Controversial Serbian President Sends Strong Message to Novak Djokovic Amid Nationality Chaos

Novak Djokovic might be in a battle against his own country, Serbia's government.


Controversial Serbian President Sends Strong Message to Novak Djokovic Amid Nationality Chaos

Novak Djokovic (Image via X/Sky Sports Tennis)

In Short
  • Novak Djokovic faces backlash from the Serbian government after supporting student protests against corruption.
  • Serbian President Aleksandar Vučić publicly supports Djokovic while criticizing the situation surrounding him.
  • The Serbian public is divided, with half viewing Djokovic as a national hero and the other half influenced by government narratives.

Novak Djokovic has beaten the best players in the world. He’s gone toe-to-toe with a new generation of killers on the court and come out swinging. But nothing in his 20-plus years on tour could have prepared him for his toughest opponent yet, which is his own government.

This is about a 24-time Grand Slam champion being branded a “false patriot” by the very country that once hung his face on billboards. Serbian President Aleksandar Vučić drew a line in the sand and dared Djokovic to cross it. He said on TV Pink:

I wholeheartedly support Djokovic and all those who wear the Serbian tricolor flag, and I eagerly await his success. Against Sinner, he demonstrated something incredible. He is the greatest of this era in a difficult and demanding sport. This is much more than a congratulation; he represents his country with dignity and makes it popular. I told him what I thought, and now I would say it more forcefully. Not towards him, but towards the situation we were in. I will not change my beliefs under the influence of any star in sports, acting, or entertainment.

Djokovic has never needed anyone’s approval to perform. Not the crowds at Wimbledon that once booed him. Not the fans who always seemed to root for the other guy. He’s built his entire career on that mental fortress, that almost unsettling ability to thrive when the world is against him.

Living in Athens hasn’t slowed him down. If anything, reaching an Australian Open final in 2026 — at this stage of his career, with all this noise surrounding him — is as Djokovic as it gets.

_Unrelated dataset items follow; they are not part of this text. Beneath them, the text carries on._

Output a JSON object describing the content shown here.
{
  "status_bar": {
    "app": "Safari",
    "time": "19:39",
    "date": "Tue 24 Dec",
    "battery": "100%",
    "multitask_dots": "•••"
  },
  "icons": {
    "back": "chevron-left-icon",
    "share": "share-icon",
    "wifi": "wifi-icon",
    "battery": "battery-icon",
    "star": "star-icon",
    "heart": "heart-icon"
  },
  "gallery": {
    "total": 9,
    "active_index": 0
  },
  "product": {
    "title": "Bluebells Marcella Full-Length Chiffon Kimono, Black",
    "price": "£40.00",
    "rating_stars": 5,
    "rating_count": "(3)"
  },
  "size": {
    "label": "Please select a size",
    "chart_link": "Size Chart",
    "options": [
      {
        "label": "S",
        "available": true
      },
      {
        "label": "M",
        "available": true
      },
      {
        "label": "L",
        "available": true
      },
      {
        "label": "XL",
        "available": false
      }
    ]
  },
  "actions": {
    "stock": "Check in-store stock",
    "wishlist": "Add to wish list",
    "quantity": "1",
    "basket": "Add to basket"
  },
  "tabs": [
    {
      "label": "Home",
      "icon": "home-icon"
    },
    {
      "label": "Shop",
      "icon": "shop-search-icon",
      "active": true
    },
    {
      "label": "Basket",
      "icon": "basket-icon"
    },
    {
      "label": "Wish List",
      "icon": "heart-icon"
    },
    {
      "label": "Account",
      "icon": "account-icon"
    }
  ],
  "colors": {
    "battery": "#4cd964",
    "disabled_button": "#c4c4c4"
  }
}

What started this whole mess

Go back to November 2024. A railway station canopy in Serbia collapses. 16 people are killed. It’s a tragedy that rips through the country, and for a lot of Serbians, it becomes the breaking point.

Novak Djokovic
Novak Djokovic (Image via X/Lacoste)

Students pour into the streets. Protests spread. By March 2025, demonstrations are burning across 400 cities and towns. Novak Djokovic, never one to stay quiet when something matters to him, publicly backs the student movement. He sees corruption. He sees negligence. He speaks up. That’s when things got ugly.

Pro-government tabloids didn’t waste any time. Overnight, the greatest tennis player Serbia has ever produced, arguably the greatest tennis player the world has ever seen, was being called a “disgrace.” A “false patriot.” Reports surfaced that the attacks extended beyond Djokovic himself, with damaging allegations aimed at his family.

Think about that for a second. This is a man who has carried Serbian pride on his back across every major tournament on the planet. Wimbledon. Roland Garros. The US Open. The Australian Open. Time and again. And now, because he stood with students demanding accountability, he’s being painted as the villain. By September 2025, Djokovic had seen enough. He packed up and moved his family to Athens.

A country split down the middle

Back home in Serbia, people are divided. Half the country sees Novak Djokovic as exactly what he’s always been, a national hero, a man of principle, someone willing to risk his reputation for something bigger than tennis. The other half has absorbed the government’s narrative: disloyal, politically naive, out of touch.

Novak Djokovic
Novak Djokovic (via Australian Open)

That kind of split doesn’t just happen. It gets engineered. And the machinery behind it, the tabloids, the state-aligned media, the carefully worded statements from officials, has been running at full speed.

Djokovic is currently in Athens and has never hidden his love for the country. He couldn’t have begun his journey there better as he won the Athens ATP 250 title at the end of the 2025 season, beating Lorenzo Musetti in three sets to secure his 101st title.